From a young age, McLean senior Julianna McFarland was destined to be a sports star. In elementary school, she took on every sport she could, bouncing from practice to practice with no time to stop.

“I started [in second grade] with ice skating, and I did it until fourth grade because I got too tall,” McFarland said. “During that time I did gymnastics and cheerleading and in sixth grade I played basketball, and I sucked at it. There was a picture on the pamphlet [for youth basketball] with me on one side and all of the girls were down on the other side because I did not know what I was doing.”

Although McFarland’s six-foot-two frame might lead one to believe she would be a star of McLean’s basketball program, it was while playing volleyball that she discovered her niche.

“I tried volleyball and that was a lot more of my speed, because nobody knew what they were doing,” McFarland said. “My mom heard from a friend of hers of tryouts for a team. She had zero idea that it was for a travel team, but I made the team and that’s how I got my start. I really enjoyed how it was a sport of momentum. So much of it is how well your team is connected through moments of physically exerting [yourself] and that really got me hooked.”

McFarland’s high school volleyball career culminated in her commitment to Carnegie-Mellon university, becoming a Tartan for the Division III university located in Pittsburgh, Pennsylvania.

“The program was so proud of her decision to continue her career at Carnegie Mellon and showed up in force at College Signing Day to support not only her, but also her two fellow signee [teammates],” McLean volleyball head coach Samantha Stewart said. “We can’t wait to watch their careers develop and support them from afar.”

McFarland’s journey was not without adversity. Before her senior season, McFarland suffered an injury which changed the course of her athletic career.

“I got injured on the first day of our last qualifier last season for club, so I really [felt like] I left them hanging. I was warming up and came down from a hit. It was a beautiful hit, however, something went wrong. After that tournament ended I went to the doctors and they said I tore my ACL,” McFarland said. “I had surgery a month later, on May 12, and I did physical therapy.”
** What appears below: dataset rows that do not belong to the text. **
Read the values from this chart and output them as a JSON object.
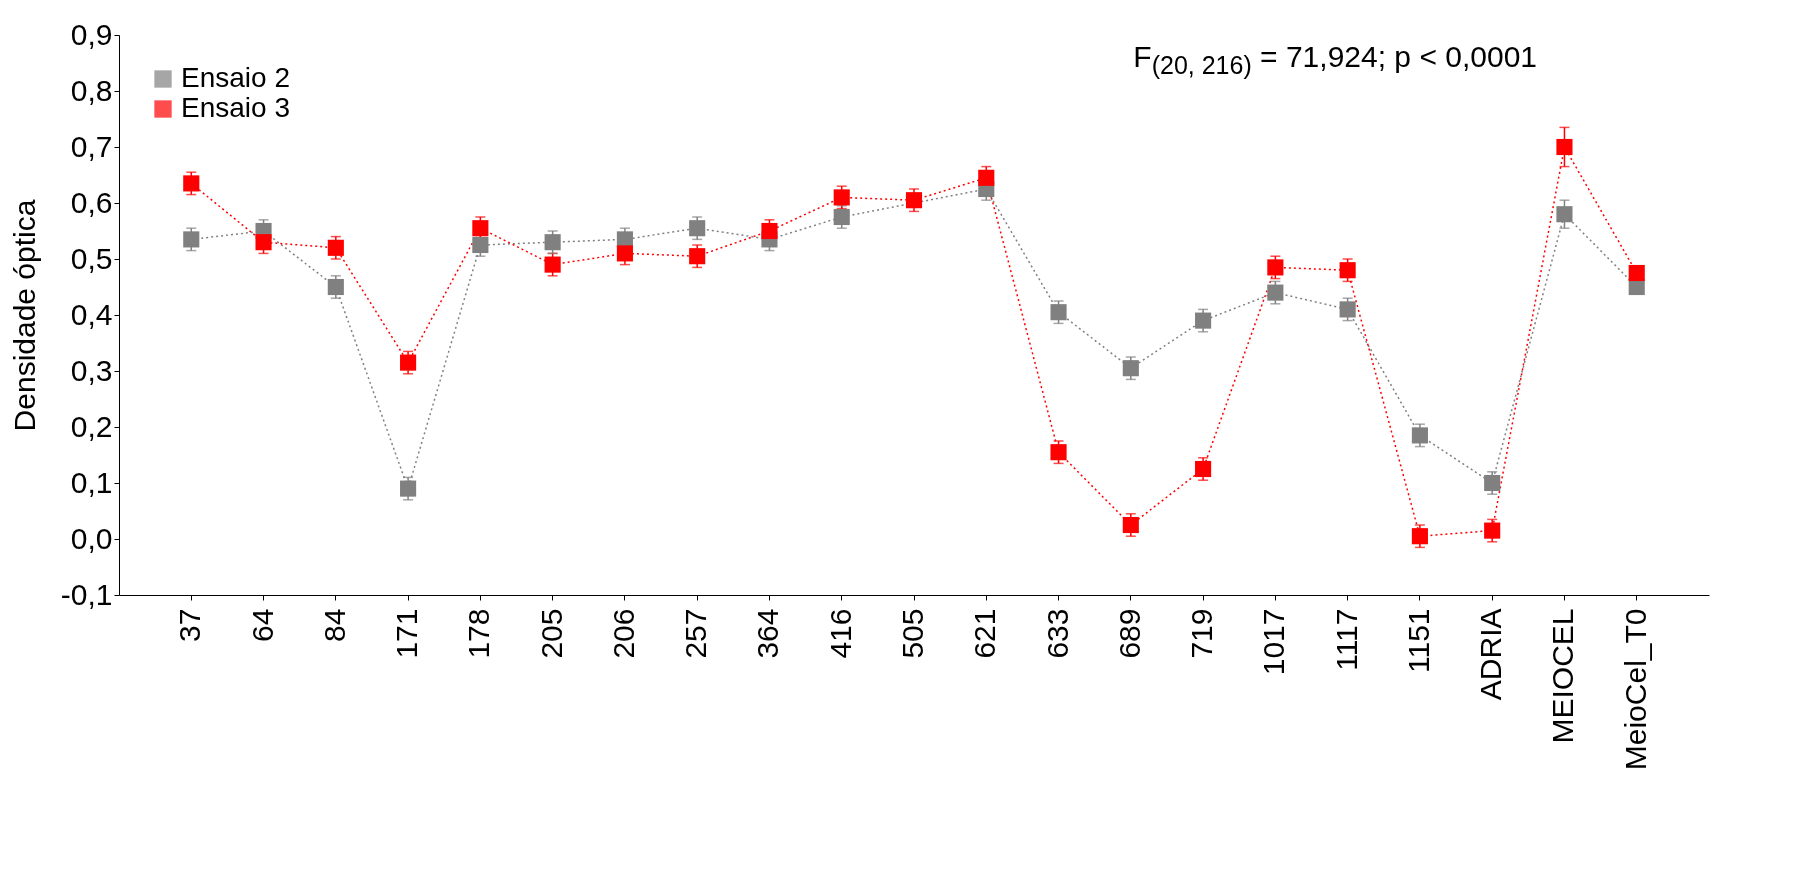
{
  "chart_data": {
    "type": "line",
    "ylabel": "Densidade óptica",
    "categories": [
      "37",
      "64",
      "84",
      "171",
      "178",
      "205",
      "206",
      "257",
      "364",
      "416",
      "505",
      "621",
      "633",
      "689",
      "719",
      "1017",
      "1117",
      "1151",
      "ADRIA",
      "MEIOCEL",
      "MeioCel_T0"
    ],
    "series": [
      {
        "name": "Ensaio 2",
        "color": "#808080",
        "values": [
          0.535,
          0.55,
          0.45,
          0.09,
          0.525,
          0.53,
          0.535,
          0.555,
          0.535,
          0.575,
          null,
          0.625,
          0.405,
          0.305,
          0.39,
          0.44,
          0.41,
          0.185,
          0.1,
          0.58,
          0.45
        ],
        "errors": [
          0.02,
          0.02,
          0.02,
          0.02,
          0.02,
          0.02,
          0.02,
          0.02,
          0.02,
          0.02,
          null,
          0.02,
          0.02,
          0.02,
          0.02,
          0.02,
          0.02,
          0.02,
          0.02,
          0.025,
          0.01
        ]
      },
      {
        "name": "Ensaio 3",
        "color": "#ff0000",
        "values": [
          0.635,
          0.53,
          0.52,
          0.315,
          0.555,
          0.49,
          0.51,
          0.505,
          0.55,
          0.61,
          0.605,
          0.645,
          0.155,
          0.025,
          0.125,
          0.485,
          0.48,
          0.005,
          0.015,
          0.7,
          0.475
        ],
        "errors": [
          0.02,
          0.02,
          0.02,
          0.02,
          0.02,
          0.02,
          0.02,
          0.02,
          0.02,
          0.02,
          0.02,
          0.02,
          0.02,
          0.02,
          0.02,
          0.02,
          0.02,
          0.02,
          0.02,
          0.035,
          0.01
        ]
      }
    ],
    "ylim": [
      -0.1,
      0.9
    ],
    "yticks": [
      {
        "value": -0.1,
        "label": "-0,1"
      },
      {
        "value": 0,
        "label": "0,0"
      },
      {
        "value": 0.1,
        "label": "0,1"
      },
      {
        "value": 0.2,
        "label": "0,2"
      },
      {
        "value": 0.3,
        "label": "0,3"
      },
      {
        "value": 0.4,
        "label": "0,4"
      },
      {
        "value": 0.5,
        "label": "0,5"
      },
      {
        "value": 0.6,
        "label": "0,6"
      },
      {
        "value": 0.7,
        "label": "0,7"
      },
      {
        "value": 0.8,
        "label": "0,8"
      },
      {
        "value": 0.9,
        "label": "0,9"
      }
    ],
    "annotations": [
      "F$_{(20, 216)}$ = 71,924; p < 0,0001"
    ],
    "legend": "top left",
    "marker": "square",
    "line_style": "dotted",
    "grid": false
  }
}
After the injury, McFarland experienced many of the mental drawbacks that come with an injury of such magnitude. ACL tears require months of recovery and therapy, and many athletes who experience one never return to the form they were at prior to being injured.
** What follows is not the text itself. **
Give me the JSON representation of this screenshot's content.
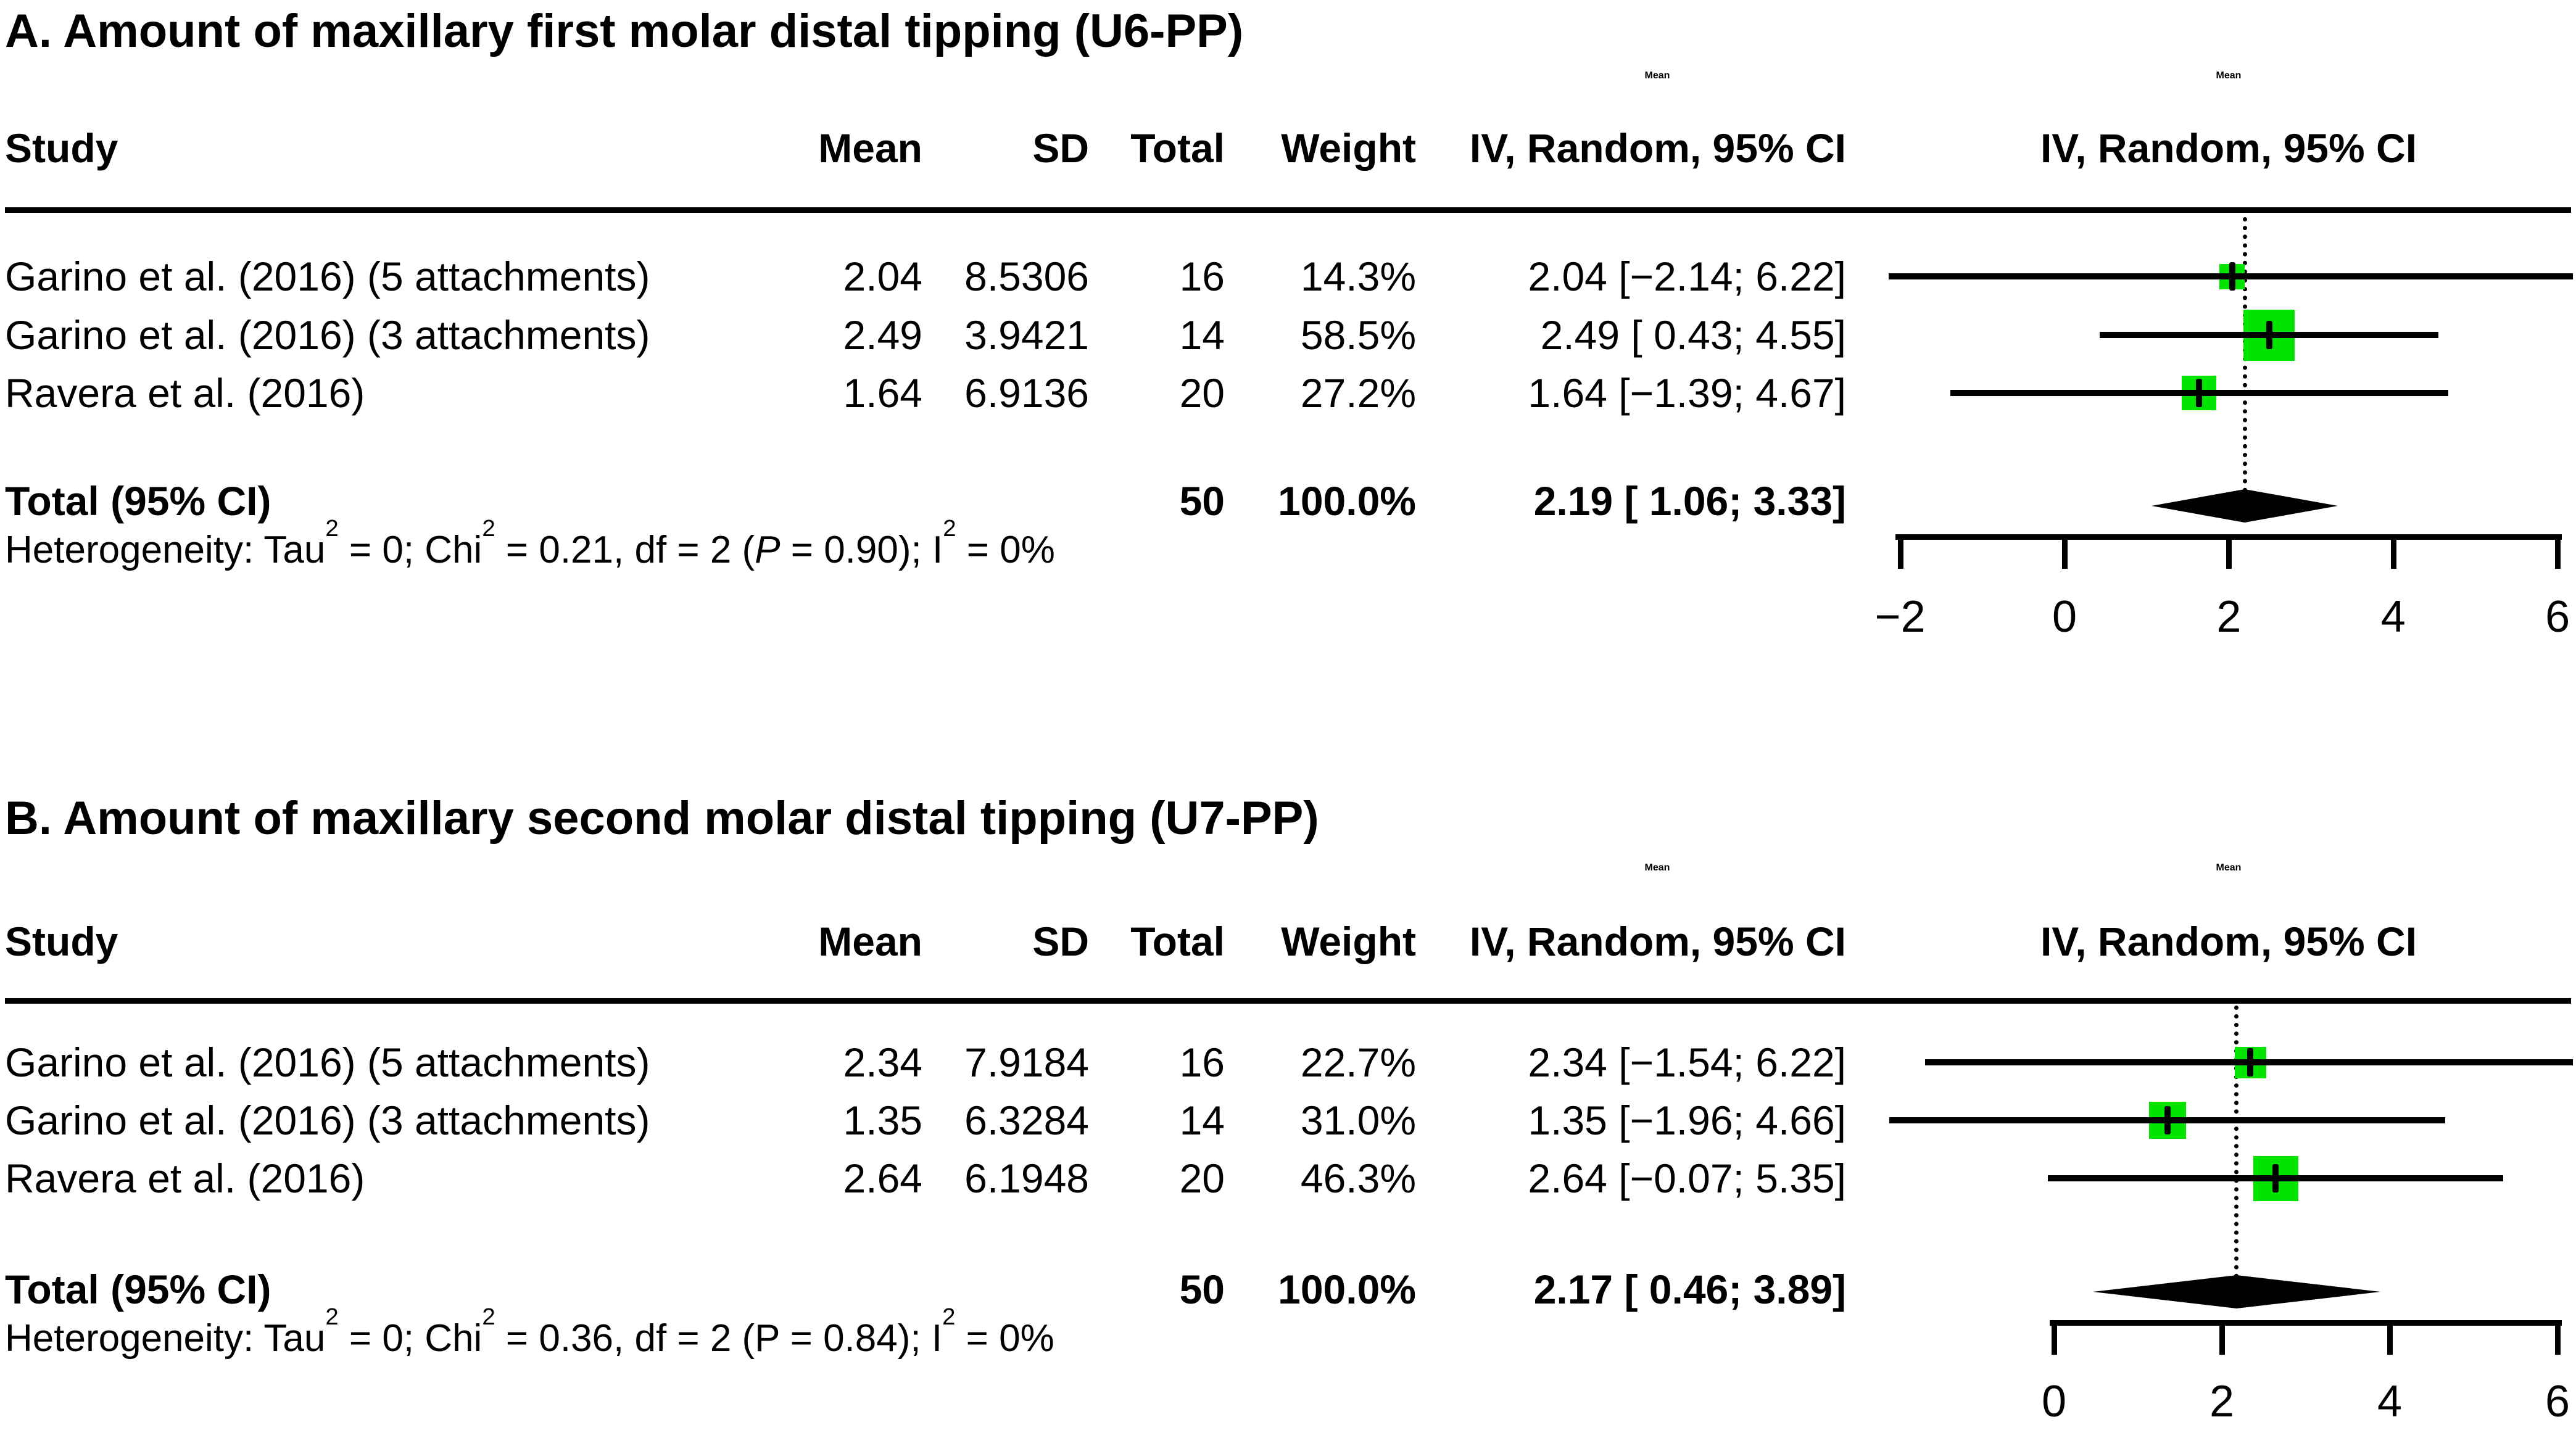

“I didn’t think it [could] happen, until it did happen. I was very disappointed in myself. I was really angry,” McFarland said. “Maybe I wasn’t pushing myself enough. But it was one of those things where my body just kind of had to give out.”

McFarland, a naturally driven athlete, found the injury taxing in more ways than just the physiological side of it. Despite not being able to play herself, the senior found time to help out her teammates.

“I think the most difficult part for Julianna was spending so many hours traveling with the team without being able to fully get on the court,” said Nicole Mallus, a fellow senior committed to Cornell University. “But she was still at every practice, every game, and was always working to get stronger in any way her injury would allow. She was always there to support us, despite how frustrating being out was.”

Although the injury was an overall negative situation for the senior, there was some silver lining which occurred in her life outside of volleyball.

“My energy [before the injury] was so volleyball-oriented, so when that went away it forced me to make some changes in my social life. I couldn’t just rely on volleyball to make me happy,” McFarland said. “I had to lean into my friends and teammates a lot more. I just had to adapt.”

While sitting out most of her senior season was difficult to deal with, McFarland has been able to gain positive lessons from the time she was not able to play. She has come a long way from her physical state after her surgery, even playing in the Highlanders’ state tournament game against Alexandria City High School.

“A big lesson I learned is that I hate being off of the court, but at least now when I’m off the court, I still know how to support my teammates. Going to the college level, there’s no promise that I am going to play, I have to go and earn that spot,” McFarland said. “I’m going to be as good of a teammate on the court as I can be off the court. That’s what I can take away from this experience: how to treat my body better, how to be a better teammate when I’m not on the court, and how to become a well-rounded person.”